“Located … in Skokie, about 20 miles northwest of the Loop, the [Illinois] Holocaust Museum is not exactly on Chicago tourism’s well-worn path. Yet it’s the third-largest of its kind in the world.” Says the museums VP of marketing, “We’re trying to move people from ‘something I’ve been meaning to do’ and always give them a reason to go.” And yes, the exhibit in question does have a Holocaust connection.
Maggie Roche, 65, Singer-Songwriter Of The Roches
“On albums from the early 1970s into the 2000s, … [she] developed a pop-folk songwriting style that could be droll or diaristic, full of unexpected melodic turns and often inseparable from the way the sisters’ voices harmonized and diverged.”
How Technology Will Change Us (Literally)
“For tens of thousands of years, technology has been directed outward—on the world at large. Now, for the first time in human history, technology has reached a point where it can be directed inward—back on its creators. Technology has found something new it would like to change: Us.”
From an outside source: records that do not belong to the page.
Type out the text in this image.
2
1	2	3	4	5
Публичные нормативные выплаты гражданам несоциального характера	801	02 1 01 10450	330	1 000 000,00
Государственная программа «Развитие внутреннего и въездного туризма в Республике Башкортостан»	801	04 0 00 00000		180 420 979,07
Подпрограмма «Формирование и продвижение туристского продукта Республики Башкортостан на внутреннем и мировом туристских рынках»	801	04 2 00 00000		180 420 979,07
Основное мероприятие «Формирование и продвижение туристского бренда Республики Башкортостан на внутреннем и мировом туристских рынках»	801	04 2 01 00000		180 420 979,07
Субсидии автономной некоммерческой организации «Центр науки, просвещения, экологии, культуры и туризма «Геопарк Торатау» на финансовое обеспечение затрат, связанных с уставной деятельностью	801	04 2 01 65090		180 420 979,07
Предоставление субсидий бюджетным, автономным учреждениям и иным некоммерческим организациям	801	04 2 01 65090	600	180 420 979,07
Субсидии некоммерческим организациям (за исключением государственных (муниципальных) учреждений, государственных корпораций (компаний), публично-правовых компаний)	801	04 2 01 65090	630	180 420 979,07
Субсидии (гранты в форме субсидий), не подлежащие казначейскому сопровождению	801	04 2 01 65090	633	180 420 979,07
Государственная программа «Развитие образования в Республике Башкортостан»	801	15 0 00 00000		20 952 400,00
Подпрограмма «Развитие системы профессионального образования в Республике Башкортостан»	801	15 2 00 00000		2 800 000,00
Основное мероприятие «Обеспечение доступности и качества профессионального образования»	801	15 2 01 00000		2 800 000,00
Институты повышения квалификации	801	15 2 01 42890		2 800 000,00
Eugene Opera Suspends Current Season, Tries ‘Town Halls’ To Figure Out What’s Next
“The Eugene Opera completed two of its four planned productions for what was billed as its 40th anniversary season. … The remainder of the season — ‘West Side Story,’ planned for March, and ‘La Tragedie de Carmen,’ planned for May — have been canceled.”
Indie Movie Theatres Are Somehow Having A Cultural Revival
Frankly, it’s a bit surprising, but here’s the deal: “From themed weddings to live-streamed operas and interactive movie nights, indie theatres are reinventing themselves as the new entertainment hubs on the high street – eating into the market share of the multiplex giants and in-home rivals such as Netflix and Amazon Prime.”
When A Writer Says She Wants To Be Famous, The Lit World Has Questions
Ottessa Moshfegh: “I think that’s what I’m interested in, this question of whether or not we are allowed to be other people. Are we allowed to change? Do we give ourselves permission to grow? Are we even capable of making those kinds of decisions? Is there a will, or are we just being pushed around by our own personalities, just fucked to be who we are?”
Former AFTRA Retirement Fund Exec Arrested For Stealing $3.4 Million
Wow: “The U.S. Dept. of Justice alleged that [Enrico] Rubano and [Shivanand] Maharaj allegedly used companies they owned or controlled to submit invoices to the AFTRA Retirement Fund for information technology services that they did not perform. The scam resulted in Rubano and Maharaj taking about $3.4 million from the scheme from 2009 to 2015.”
Some Artists On The (Humongous) Los Angeles Women’s March
Catherine Opie sums it up for some of the artists who joined the estimated 750,000 people marching and protesting on Saturday: “Artists need to bring that voice of opposition to this cause — with every drop of blood and every tear.”
How Can Theatre Lead The Way Forward In 2017?
It’s time for a lot more documentary theatre. “Every human being is specific and we must tell stories that acknowledge and celebrate this inimitability. Specificity is our only hope to connect, co-exist, and break down the barriers that we believe divide us.”
How Los Angeles’ Immense Women’s March Showed (Off) City Planning In Entirely New Ways
Grand Park could handle the numbers, while Pershing Square … let’s just say it had some issues. And don’t ask about intersections: “This was a sign, perhaps, that the size of the march had caught the Los Angeles Police Department and other officials by surprise; otherwise this intersection would have been closed to cars far earlier.”
The Internet Of Things Is Coming For Humanity
Take a hint from the art of the Moche people: “Order gives way to chaos. The internet of things turns on its makers.”
The Four-Year Livestream To Protest The New President
Shia LaBeouf, actor and artist, “has created a new interactive performance, which asks passersby at the Museum of the Moving Image in New York to stand in front of a camera (available 24/7) and say, ‘He will not divide us.'” It lasts for four years – “or the duration of the presidency.”
The America We All – But Especially Historians And Novelists – Lost When Trump Took The Presidency
All U.S. writers were American exceptionalists, even when they wrote about the terrible things the U.S. has done and is doing. “But that was in a greater cause, too. The absolute conviction, in the end, that I, too, was caught up in the great work; that I was helping us to get to some higher place and fulfill our promise.” And yet no.